There was a little "flap" chair turned up against each of the four counters, and at ebb-tide of custom Win looked at them wistfully.

"I suppose we're allowed to sit down for a minute when there's nothing to do?" she inquired of a plump, dull-eyed girl who was furtively polishing the nails of one hand with the ball of her other palm.

"We're legally allowed to, if that's what you mean," replied the other. "But we're not encouraged to. I wouldn't, my first day, anyways, if I was you."

"Thank you very much," said Winifred. "It's good of you to tell me things. I won't sit down, since you advise me not. But it is hard, standing up so long, especially after such a rush as we've had, isn't it?"

"Oh, if you think this is hard!" echoed the plump girl, Miss Jones. (Win noticed that the saleswomen called each other by name, though officially they were numbers.) "You ain't bin three hours yet. Wait and see how you feel to-night when ten o'clock comes."

"Ten o'clock!" gasped Win. "I thought we closed at six."

"We're supposed to shut up then, but folks won't go these busy weeks. They can't be chased out. And we have to stay hours after they have gone, putting away stock and—oh, shucks of things. Little do the swell dames care what happens to us once they're outside the doors. I guess they think we cease to exist the minute they don't need us to wait on them."

"I've always heard that rich American women took

such an interest in the working—I mean, in us, who work," Win hastily amended.

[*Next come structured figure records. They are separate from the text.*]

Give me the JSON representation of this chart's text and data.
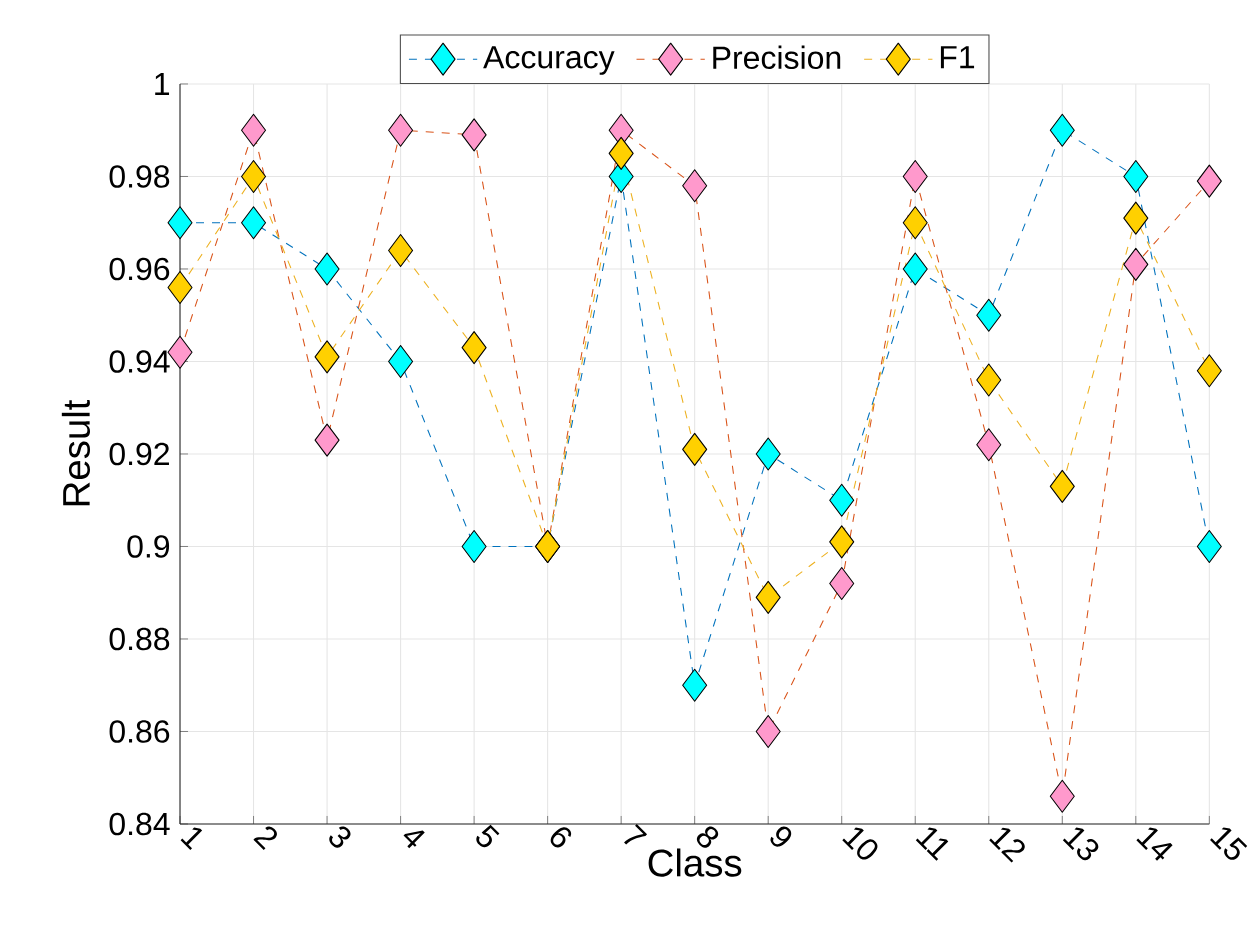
{
  "chart_data": {
    "type": "line",
    "xlabel": "Class",
    "ylabel": "Result",
    "categories": [
      "1",
      "2",
      "3",
      "4",
      "5",
      "6",
      "7",
      "8",
      "9",
      "10",
      "11",
      "12",
      "13",
      "14",
      "15"
    ],
    "series": [
      {
        "name": "Accuracy",
        "color": "#00ffff",
        "values": [
          0.97,
          0.97,
          0.96,
          0.94,
          0.9,
          0.9,
          0.98,
          0.87,
          0.92,
          0.91,
          0.96,
          0.95,
          0.99,
          0.98,
          0.9
        ]
      },
      {
        "name": "Precision",
        "color": "#ff99cc",
        "values": [
          0.942,
          0.99,
          0.923,
          0.99,
          0.989,
          0.9,
          0.99,
          0.978,
          0.86,
          0.892,
          0.98,
          0.922,
          0.846,
          0.961,
          0.979
        ]
      },
      {
        "name": "F1",
        "color": "#ffd000",
        "values": [
          0.956,
          0.98,
          0.941,
          0.964,
          0.943,
          0.9,
          0.985,
          0.921,
          0.889,
          0.901,
          0.97,
          0.936,
          0.913,
          0.971,
          0.938
        ]
      }
    ],
    "ylim": [
      0.84,
      1
    ],
    "yticks": [
      0.84,
      0.86,
      0.88,
      0.9,
      0.92,
      0.94,
      0.96,
      0.98,
      1
    ],
    "grid": true,
    "legend": "top",
    "marker": "diamond",
    "line_style": "dashed"
  }
}
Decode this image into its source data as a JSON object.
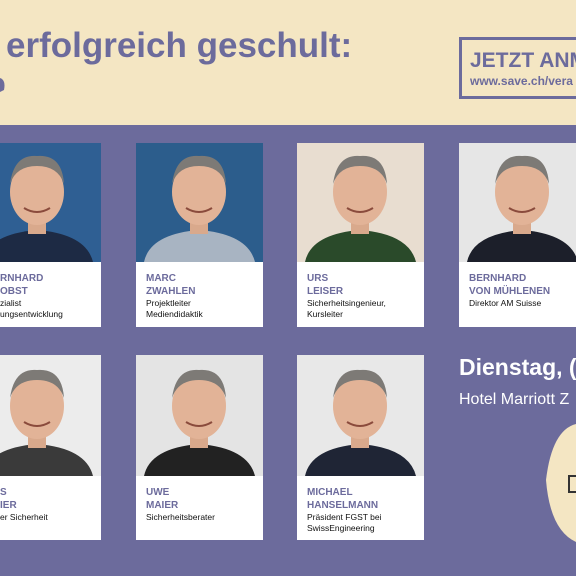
{
  "header": {
    "title": "erfolgreich geschult:"
  },
  "cta": {
    "title": "JETZT ANM",
    "url": "www.save.ch/vera"
  },
  "speakers": [
    {
      "name": [
        "RNHARD",
        "OBST"
      ],
      "role": [
        "zialist",
        "ungsentwicklung"
      ]
    },
    {
      "name": [
        "MARC",
        "ZWAHLEN"
      ],
      "role": [
        "Projektleiter",
        "Mediendidaktik"
      ]
    },
    {
      "name": [
        "URS",
        "LEISER"
      ],
      "role": [
        "Sicherheitsingenieur,",
        "Kursleiter"
      ]
    },
    {
      "name": [
        "BERNHARD",
        "VON MÜHLENEN"
      ],
      "role": [
        "Direktor AM Suisse"
      ]
    },
    {
      "name": [
        "S",
        "IER"
      ],
      "role": [
        "er Sicherheit"
      ]
    },
    {
      "name": [
        "UWE",
        "MAIER"
      ],
      "role": [
        "Sicherheitsberater"
      ]
    },
    {
      "name": [
        "MICHAEL",
        "HANSELMANN"
      ],
      "role": [
        "Präsident FGST bei",
        "SwissEngineering"
      ]
    }
  ],
  "event": {
    "date": "Dienstag, (",
    "venue": "Hotel Marriott Z"
  }
}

"Oh, when they're old or sick of their diamonds and their automobiles they think it'll be some spree to come and stir us guyls up to strike against our wrongs. But when we've struck it's just about their time for getting sick of us. I got caught that way once when I worked in a candy-box factory. I bet I don't again! See here, I'm kind of sorry for you if you thought the Hands was a party where they asked you to sit down and have afternoon tea. Fred Thorpe, the floorwalker in this depart, is a real good feller, and he'd be glad to give us a rest—a big difference between him and some I've knowed! But he dasn't treat us as white as he'd like. In this show every Jack and Jill is watched from above. There ain't nobody except Father himself das' call his soul his own. If a chap thinks he's safe to do some tiny thing his own way, gee! a brick falls smack on his head. That's one of Peter Rolls's little ways."